In 1958 the well known crime writer and Grand Master of the Mystery Writers of America (1993) released his first novel. Though at this point, he was writing lesbian pulp novels under the pseudonym Lesley Evans. Numerous pen names followed including Sheldon Lord, Andrew Shaw and Jill Emerson.
Over 50 years later, he’s chosen to return to his roots and resurrect the name Jill Emerson. Teaming up with Hard Case Crime and Titan books, his comeback novel is bluntly titled, Getting Off. And with a tagline of ‘a novel of sex and violence,’ it pretends to be nothing apart from the crime pulp it is.
Getting Off is based around a young lady called Katherine, although hardly anyone knows her by this name as she jumps from city to city and name to name as quickly as she jumps from one bed to another. After being groomed and sexually abused by her father at an early age, her outlook of sex is unsurprisingly jaded. After she beds a man, she kills him, robs him and then moves onto the next one in a mental cleansing routine. Problem is, for one reason or another, there were five men who escaped with their lives and this she needs to change. The novel follows her as she hunts, beds and kills the men on her list. But what happens if she can’t wipe the slate clean and can she really stop the killing if she does?
This book is everything you would probably expect by simply looking at the cover. Sex, drugs, murder, lust, lesbians and even a drop of necrophilia as the icing on the cake.

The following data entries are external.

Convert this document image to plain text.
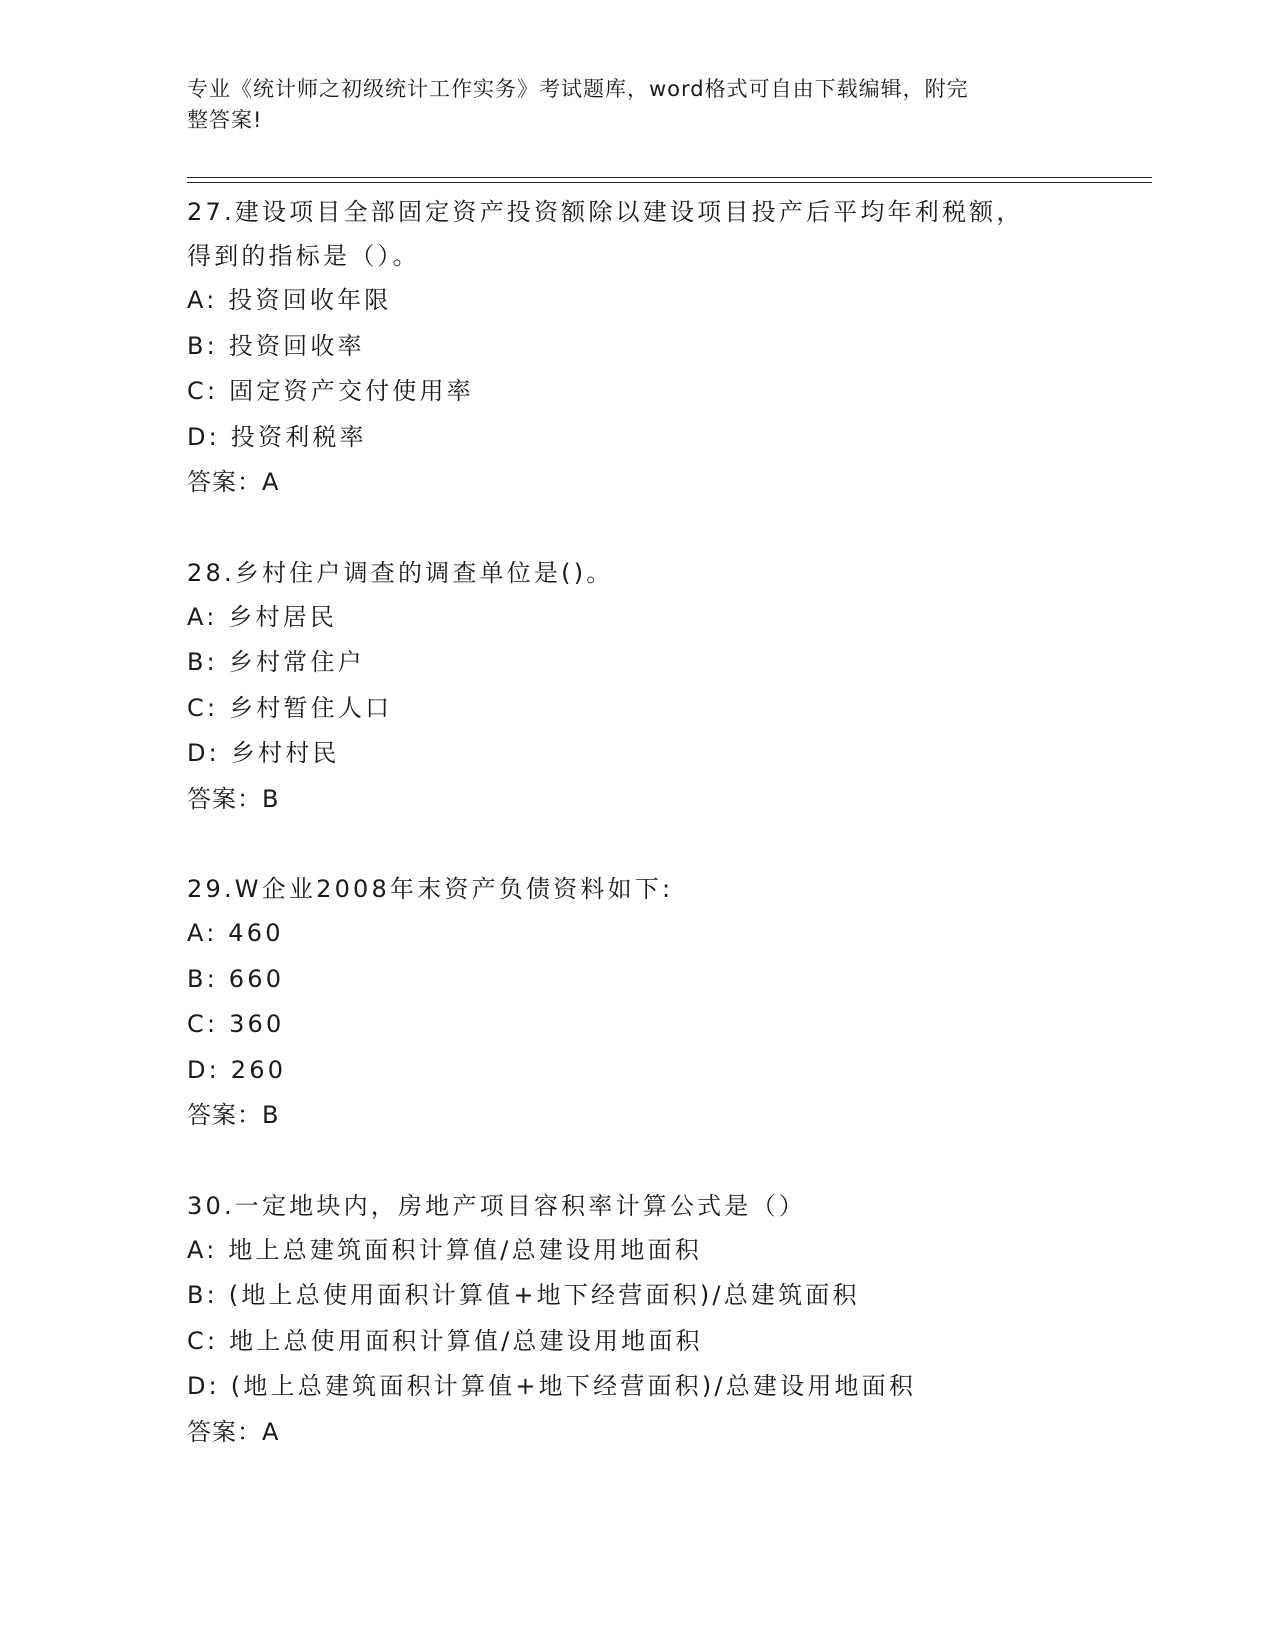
专业《统计师之初级统计工作实务》考试题库，word格式可自由下载编辑，附完
整答案!
27.建设项目全部固定资产投资额除以建设项目投产后平均年利税额，
得到的指标是（）。
A: 投资回收年限
B: 投资回收率
C: 固定资产交付使用率
D: 投资利税率
答案：A
28.乡村住户调查的调查单位是()。
A: 乡村居民
B: 乡村常住户
C: 乡村暂住人口
D: 乡村村民
答案：B
29.W企业2008年末资产负债资料如下:
A: 460
B: 660
C: 360
D: 260
答案：B
30.一定地块内，房地产项目容积率计算公式是（）
A: 地上总建筑面积计算值/总建设用地面积
B: (地上总使用面积计算值+地下经营面积)/总建筑面积
C: 地上总使用面积计算值/总建设用地面积
D: (地上总建筑面积计算值+地下经营面积)/总建设用地面积
答案：A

The writing is enjoyable and the pacing is well structured to keep you engrossed. Saying that, the main story does seem to end ¾ of the way in, then the last quarter is just pure lesbian sex. But that’s point, right! If you’re a fan of literary prize winners and indepth other world fantasy, this will not be for you but that’s not surprising as it’s not aimed at that kind of person. There is a huge market for these vintage, 50’s style pulp novels and Block does tick all the boxes that I imagine anyone would want from this style of book. It’s fast, it’s fun, it’s pulp!
Along with being able to review this title, Lawrence Block was also kind enough to take a moment out of his busy schedule to answer a few quick questions for us.
Starburst: What inspired you to bring back your old pseudonym Jill Emerson after all this time?
Lawrence Block: I felt that an open pen name, "Lawrence Block writing as Jill Emerson," would help to indicate that Getting Off is categorically different than most of what I've been writing in recent years.
Have any of your previous female characters or characters in any other fiction you have enjoyed, influenced your female lead in Getting Off?
Influenced? I wouldn't think so. But Kit Tolliver might feel a kinship with Susan Pomerance of Small Town.
Were you ever tempted to tone down the sexual nature of the book to become more mainstream?
No, I knew I liked it just the way it was. And I was encouraged throughout by my editor, Charles Ardai of Hard Case Crime, who didn't seem in any way deterred by the book's sexual intensity.
Are you going to be continuing to write as Jill Emerson and if so, where are you going from here?
I really don't know. But the keen reception Getting Off's had is gratifying, as are the strong eBook sales of Jill's seven-volume backlist.
After becoming such a well known and prolific writer, are you still influenced by or admire any other specific writers?
Too many to name!
Do you have any advice for aspiring writers trying to get into a similar field of work?
Well, I've written half a dozen instructional books for writers, so I evidently do. But I think the most important piece of advice I can offer is this: Write to please yourself.